Discussion
Myocardial infarction (MI) and ischemic stroke are the leading causes of
mortality and morbidity in patients with type 2
diabetes.18 The strength of the evidence for the use
of antiplatelet agents as secondary prevention19-22has led to the suggestion that Aspirin might be helpful for primary
prevention of cardiovascular events in diabetes.

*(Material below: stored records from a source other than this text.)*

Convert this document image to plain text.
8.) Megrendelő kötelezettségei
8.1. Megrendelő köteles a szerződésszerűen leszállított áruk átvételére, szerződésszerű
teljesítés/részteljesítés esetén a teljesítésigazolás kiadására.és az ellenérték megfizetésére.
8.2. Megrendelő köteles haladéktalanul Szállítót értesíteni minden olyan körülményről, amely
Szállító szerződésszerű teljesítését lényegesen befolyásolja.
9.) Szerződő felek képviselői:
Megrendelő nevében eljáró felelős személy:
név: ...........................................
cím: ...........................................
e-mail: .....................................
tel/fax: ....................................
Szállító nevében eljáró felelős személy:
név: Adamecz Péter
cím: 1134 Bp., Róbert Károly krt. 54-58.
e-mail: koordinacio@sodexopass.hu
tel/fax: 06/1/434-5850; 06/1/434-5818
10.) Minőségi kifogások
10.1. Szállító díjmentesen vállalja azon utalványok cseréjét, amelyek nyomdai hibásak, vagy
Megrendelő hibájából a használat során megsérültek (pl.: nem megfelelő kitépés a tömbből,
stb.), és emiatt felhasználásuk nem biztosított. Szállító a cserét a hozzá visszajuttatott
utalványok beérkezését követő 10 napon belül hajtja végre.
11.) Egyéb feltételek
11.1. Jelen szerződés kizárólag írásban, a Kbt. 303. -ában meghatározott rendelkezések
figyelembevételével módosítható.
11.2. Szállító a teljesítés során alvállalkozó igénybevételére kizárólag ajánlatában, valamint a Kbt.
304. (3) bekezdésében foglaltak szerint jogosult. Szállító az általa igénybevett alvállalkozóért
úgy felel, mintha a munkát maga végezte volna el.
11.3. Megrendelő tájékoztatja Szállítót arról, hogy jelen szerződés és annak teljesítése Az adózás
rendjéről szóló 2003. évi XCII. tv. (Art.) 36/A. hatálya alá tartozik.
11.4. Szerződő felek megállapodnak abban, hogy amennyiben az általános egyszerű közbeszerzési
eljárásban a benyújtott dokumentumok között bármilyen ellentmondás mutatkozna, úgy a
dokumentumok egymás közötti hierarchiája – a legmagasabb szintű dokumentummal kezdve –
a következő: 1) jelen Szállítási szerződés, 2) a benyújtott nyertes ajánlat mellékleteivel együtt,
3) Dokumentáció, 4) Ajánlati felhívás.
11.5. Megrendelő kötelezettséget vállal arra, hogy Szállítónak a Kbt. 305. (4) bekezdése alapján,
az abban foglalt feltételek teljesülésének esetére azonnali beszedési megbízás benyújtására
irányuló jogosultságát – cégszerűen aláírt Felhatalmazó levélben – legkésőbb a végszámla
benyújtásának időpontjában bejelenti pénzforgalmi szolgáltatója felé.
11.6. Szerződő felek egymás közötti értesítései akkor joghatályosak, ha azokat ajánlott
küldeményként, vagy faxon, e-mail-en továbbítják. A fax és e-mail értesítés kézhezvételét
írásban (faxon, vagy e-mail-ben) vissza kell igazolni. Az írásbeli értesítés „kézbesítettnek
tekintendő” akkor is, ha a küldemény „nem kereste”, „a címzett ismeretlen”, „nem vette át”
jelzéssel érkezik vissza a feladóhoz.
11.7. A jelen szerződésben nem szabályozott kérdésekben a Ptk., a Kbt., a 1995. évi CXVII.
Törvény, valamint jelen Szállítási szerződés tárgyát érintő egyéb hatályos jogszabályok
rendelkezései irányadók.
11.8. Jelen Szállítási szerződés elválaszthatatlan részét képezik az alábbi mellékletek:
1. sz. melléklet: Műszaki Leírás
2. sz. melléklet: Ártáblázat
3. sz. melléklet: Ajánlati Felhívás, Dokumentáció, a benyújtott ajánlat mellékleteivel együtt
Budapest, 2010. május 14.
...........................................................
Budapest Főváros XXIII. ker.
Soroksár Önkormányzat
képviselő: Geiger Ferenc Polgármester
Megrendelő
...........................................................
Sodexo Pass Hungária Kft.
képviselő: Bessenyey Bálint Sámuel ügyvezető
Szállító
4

In order to evaluate the role of Aspirin in the prevention of
cardiovascular events, especially in diabetic patients, the primitive
search of the present meta-analysis was compared to its risk of
bleeding. Similarly, to compare the benefits over the harms of Aspirin,
the chances of risk of all-cause death, CVS-related death, MI, stroke,
and risk of bleeding were compared between the patients taking Aspirin
and no aspirin group (placebo).
When the odds ratio of all-cause death was compared with Aspirin plus
placebo in diabetic patients, the confidence intervals slightly crossed
the line of no effect, which shows an average odds ratio of 0.86. It
signifies that the p>0.05 has no specific effect of Aspirin
on all-cause death in diabetes. The average odds ratio of CVS-related
death compared to Aspirin with placebo in diabetic patients was
insignificant with a value of 1.0; CI varied from 0.61 to 1.63, showing
no significant role of Aspirin in CVS-related death. The chances of the
risk of MI in aspirin patients were also insignificant compared with
placebo with a confidence interval of 0.9, slightly crossing the line of
no effect. The possibility of a chance of stroke in the aspirin group
was also insignificant, with a p-value of 0.93, resulting in no specific
risk of Aspirin for stroke in diabetic patients. There were no
differences in the rates of bleeding outcomes between patients who
received Aspirin and those who received a placebo.
All included trials were consistent in reporting that no significant
effect of Aspirin on primary prevention of CV events in individuals with
diabetes, which is similar to the present meta-analysis except for the
JPAD trial15; which significantly reported lower risk
in the aspirin group when compared with placebo showing an inefficacy of
low dose of Aspirin. A follow-up study of 10 years was performed for the
same trial, which together constitutes the JPAD2
study23 which concluded that a low dose of Aspirin has
no role in the risk of CV events but included an increased risk of
gastrointestinal bleeding. A recent trial by ASCEND
group17 only showed the beneficial effect of Aspirin
in preventing serious vascular events in diabetic patients with no
cardiovascular events.
Several Meta-analyses and randomized trials have been previously
conducted to rule out the role of Aspirin in the primary prevention of
cardiovascular events, including diabetic patients. However, due to the
low ratio of diabetic patients in the studies as mentioned in Table 1,
these studies were excluded in the present meta-analysis to reduce the
chances of risk of bias as there was the inability to perceive event
rate data specifically for patients with diabetes.